Coordinate geometry is a branch of mathematics that combines algebra and geometry to describe the properties and relationships of points, lines, and figures in a plane using coordinates. The coordinate system consists of two perpendicular axes: the x-axis (horizontal) and the y-axis (vertical). When plotting points, you use an ordered pair

• The first number represents the position along the x-axis.
• The second number represents the position on the y-axis.

In the plane, a point like \((3,3)\) represents a specific location where both x and y values are equal to 3.
Coordinate geometry is also crucial for understanding how lines and shapes interact with one another, whether they intersect, are parallel, or perpendicular.

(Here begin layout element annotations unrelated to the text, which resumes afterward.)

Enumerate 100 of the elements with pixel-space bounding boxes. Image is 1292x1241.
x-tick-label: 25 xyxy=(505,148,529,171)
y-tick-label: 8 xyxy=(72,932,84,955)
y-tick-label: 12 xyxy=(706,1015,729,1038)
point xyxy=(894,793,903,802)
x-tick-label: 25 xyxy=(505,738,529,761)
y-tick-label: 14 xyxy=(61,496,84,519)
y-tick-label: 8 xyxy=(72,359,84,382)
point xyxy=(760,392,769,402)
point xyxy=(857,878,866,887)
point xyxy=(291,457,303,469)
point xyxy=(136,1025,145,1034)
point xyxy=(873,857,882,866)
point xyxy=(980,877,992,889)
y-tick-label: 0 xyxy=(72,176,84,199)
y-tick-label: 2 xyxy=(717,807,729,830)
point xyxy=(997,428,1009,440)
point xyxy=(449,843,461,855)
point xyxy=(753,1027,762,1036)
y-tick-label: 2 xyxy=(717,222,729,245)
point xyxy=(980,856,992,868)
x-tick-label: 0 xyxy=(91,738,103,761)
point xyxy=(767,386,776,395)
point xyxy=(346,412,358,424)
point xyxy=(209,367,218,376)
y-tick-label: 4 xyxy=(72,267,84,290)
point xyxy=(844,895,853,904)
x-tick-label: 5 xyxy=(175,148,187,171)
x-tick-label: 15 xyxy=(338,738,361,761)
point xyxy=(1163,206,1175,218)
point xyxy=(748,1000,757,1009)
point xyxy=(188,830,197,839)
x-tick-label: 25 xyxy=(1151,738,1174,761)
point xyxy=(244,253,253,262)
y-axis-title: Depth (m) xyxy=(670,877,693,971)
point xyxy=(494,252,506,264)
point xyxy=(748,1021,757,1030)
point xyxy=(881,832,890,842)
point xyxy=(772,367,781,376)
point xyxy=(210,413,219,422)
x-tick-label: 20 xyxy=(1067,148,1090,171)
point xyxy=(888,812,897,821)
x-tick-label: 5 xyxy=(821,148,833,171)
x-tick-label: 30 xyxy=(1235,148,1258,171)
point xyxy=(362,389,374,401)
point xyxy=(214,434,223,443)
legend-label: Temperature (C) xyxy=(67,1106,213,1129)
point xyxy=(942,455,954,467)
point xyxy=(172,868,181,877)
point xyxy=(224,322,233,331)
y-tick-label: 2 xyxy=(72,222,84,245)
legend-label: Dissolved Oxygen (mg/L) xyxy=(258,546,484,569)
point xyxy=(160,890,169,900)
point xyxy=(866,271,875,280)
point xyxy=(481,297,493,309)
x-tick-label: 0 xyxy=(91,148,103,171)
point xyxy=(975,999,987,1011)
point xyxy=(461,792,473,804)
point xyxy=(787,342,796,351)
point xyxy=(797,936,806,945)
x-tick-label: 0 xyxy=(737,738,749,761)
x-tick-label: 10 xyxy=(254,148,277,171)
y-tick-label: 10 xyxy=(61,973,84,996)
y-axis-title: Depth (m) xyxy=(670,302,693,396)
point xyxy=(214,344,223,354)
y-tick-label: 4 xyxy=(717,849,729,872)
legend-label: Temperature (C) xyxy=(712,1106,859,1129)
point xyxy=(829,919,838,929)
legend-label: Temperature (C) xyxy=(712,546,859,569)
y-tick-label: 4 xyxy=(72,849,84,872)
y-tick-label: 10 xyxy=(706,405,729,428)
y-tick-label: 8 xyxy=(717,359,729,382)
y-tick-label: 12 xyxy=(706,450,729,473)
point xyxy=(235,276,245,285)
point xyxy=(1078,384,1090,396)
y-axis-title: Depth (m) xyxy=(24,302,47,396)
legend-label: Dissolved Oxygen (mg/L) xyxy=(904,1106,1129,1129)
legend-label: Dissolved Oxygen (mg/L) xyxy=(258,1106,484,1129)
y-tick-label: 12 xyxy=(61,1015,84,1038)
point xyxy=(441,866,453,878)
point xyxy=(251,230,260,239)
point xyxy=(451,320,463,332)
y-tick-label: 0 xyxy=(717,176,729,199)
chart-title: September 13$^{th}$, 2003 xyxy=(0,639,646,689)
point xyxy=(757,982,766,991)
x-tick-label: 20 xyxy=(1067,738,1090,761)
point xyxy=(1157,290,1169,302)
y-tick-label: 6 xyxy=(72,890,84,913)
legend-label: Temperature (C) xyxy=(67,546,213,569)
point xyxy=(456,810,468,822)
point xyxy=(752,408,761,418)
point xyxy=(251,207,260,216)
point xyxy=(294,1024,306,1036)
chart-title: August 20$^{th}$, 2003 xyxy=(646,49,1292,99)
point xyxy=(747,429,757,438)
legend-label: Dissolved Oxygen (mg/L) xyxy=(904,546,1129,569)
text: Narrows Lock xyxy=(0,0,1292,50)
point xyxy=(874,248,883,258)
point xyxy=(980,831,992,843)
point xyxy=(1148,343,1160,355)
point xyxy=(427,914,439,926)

Lines are perpendicular if they intersect at a right angle, which is 90 degrees. On the coordinate plane, horizontal and vertical lines are the most straightforward examples of perpendicular lines. A horizontal line runs parallel to the x-axis, while a vertical line runs parallel to the y-axis.
For non-vertical and non-horizontal lines:

• Perpendicular lines have slopes that are negative reciprocals of each other. For example, if one line has a slope of \( m \), the perpendicular line will have a slope of \(-\frac{1}{m}\).
In this exercise, the line described by \( y = 3 \) is horizontal, and therefore, any line perpendicular to it must be vertical, with an undefined slope.

The equation of a line is a mathematical statement that describes all the points along a line in the coordinate plane. The most common forms of line equations are:

• Slope-intercept form: \( y = mx + b \)
• Point-slope form: \( y - y_1 = m(x - x_1) \)

For vertical lines, these forms are not applicable because the slope \( m \) is undefined.
Vertical lines have their own form, \( x = c \), where \( c \) is a constant. This equation shows that in a vertical line, the x-coordinate never changes, regardless of the y-values.

Vertical lines are unique because they run parallel to the y-axis. They do not tilt; instead, they are perfectly upright. This implies that their slope is undefined, which means you cannot express their slope with a conventional number.
Consider a vertical line passing through \((3,3)\). The equation of such a line would be \( x = 3 \). This indicates that at every point along the line, the x-coordinate remains constant at 3, while the y-coordinate can take any value.

• Vertical lines are also known for being perpendicular to every horizontal line.
• They intersect the x-axis at precisely one point if they do not lie along it.

Understanding vertical lines is crucial for problems involving perpendicularity in coordinate geometry.